For consumer packaged goods (CPG) company Georgia-Pacific, those inefficiencies were a catalyst to bring programmatic advertising in-house.
“We found that the CPMs were typically higher when we worked with an agency, and there were a lot of hidden costs that we didn’t have as much transparency into,” said Paras Shah, senior director of digital media at Georgia-Pacific.
By moving in-house, Georgia-Pacific aimed to cut supply chain fees, improve effectiveness, and strengthen integration with brand, creative, and retail media teams.
But the decision was not just about saving money—it was about control.

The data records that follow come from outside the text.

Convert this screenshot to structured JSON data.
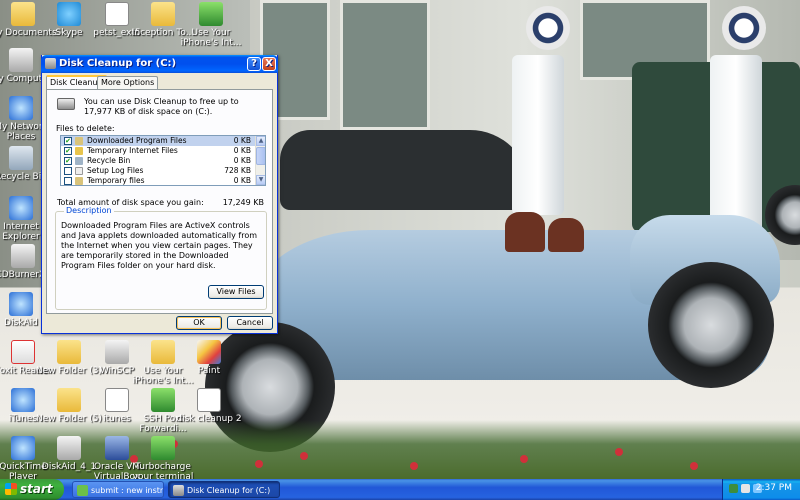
{
  "desktop_icons": {
    "my_documents": "My Documents",
    "skype": "Skype",
    "petst": "petst_ext5",
    "inception": "Inception To...",
    "use_iphone_top": "Use Your iPhone's Int...",
    "my_computer": "My Computer",
    "my_network": "My Network Places",
    "recycle_bin": "Recycle Bin",
    "ie": "Internet Explorer",
    "cdburner": "CDBurnerXP",
    "diskaid": "DiskAid",
    "foxit": "Foxit Reader",
    "new_folder_3": "New Folder (3)",
    "winscp": "WinSCP",
    "use_iphone_mid": "Use Your iPhone's Int...",
    "paint": "Paint",
    "itunes": "iTunes",
    "new_folder_5": "New Folder (5)",
    "itunes2": "itunes",
    "ssh_port": "SSH Port Forwardi...",
    "disk_cleanup_2": "disk cleanup 2",
    "quicktime": "QuickTime Player",
    "diskaid_4": "DiskAid_4_1",
    "oracle_vm": "Oracle VM VirtualBox",
    "turbocharge": "Turbocharge your terminal"
  },
  "dialog": {
    "title": "Disk Cleanup for  (C:)",
    "help_symbol": "?",
    "close_symbol": "X",
    "tabs": [
      "Disk Cleanup",
      "More Options"
    ],
    "intro": "You can use Disk Cleanup to free up to 17,977 KB of disk space on  (C:).",
    "files_label": "Files to delete:",
    "files": [
      {
        "name": "Downloaded Program Files",
        "size": "0 KB",
        "checked": true
      },
      {
        "name": "Temporary Internet Files",
        "size": "0 KB",
        "checked": true
      },
      {
        "name": "Recycle Bin",
        "size": "0 KB",
        "checked": true
      },
      {
        "name": "Setup Log Files",
        "size": "728 KB",
        "checked": false
      },
      {
        "name": "Temporary files",
        "size": "0 KB",
        "checked": false
      }
    ],
    "check_mark": "✔",
    "total_label": "Total amount of disk space you gain:",
    "total_value": "17,249 KB",
    "description_legend": "Description",
    "description": "Downloaded Program Files are ActiveX controls and Java applets downloaded automatically from the Internet when you view certain pages. They are temporarily stored in the Downloaded Program Files folder on your hard disk.",
    "view_files": "View Files",
    "ok": "OK",
    "cancel": "Cancel"
  },
  "taskbar": {
    "start": "start",
    "tasks": [
      "submit : new instruct...",
      "Disk Cleanup for  (C:)"
    ],
    "clock": "2:37 PM"
  },
  "scroll_arrows": {
    "up": "▲",
    "down": "▼"
  }
}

“We thought we would have a lot more control and a lot more agility in how we set up campaigns, how we measure them, and how we make optimizations,” Shah explained.
For example, Georgia-Pacific shifted from exclusion to inclusion lists to better control where its ads appear.
Putting strategy into motion required the right partner—and for Georgia-Pacific, that was Yahoo DSP.
The bottom line: For brands with tightening budgets, Georgia-Pacific’s example shows that in-housing—paired with curation—can deliver efficiency and quality.
Although the transition comes with hurdles—from attracting specialized talent to determining the most effective optimizations—Shah said the benefits are worth the challenge.
“We were able to break down the entire media supply chain to get maximum value on the programmatic vehicle,” he said.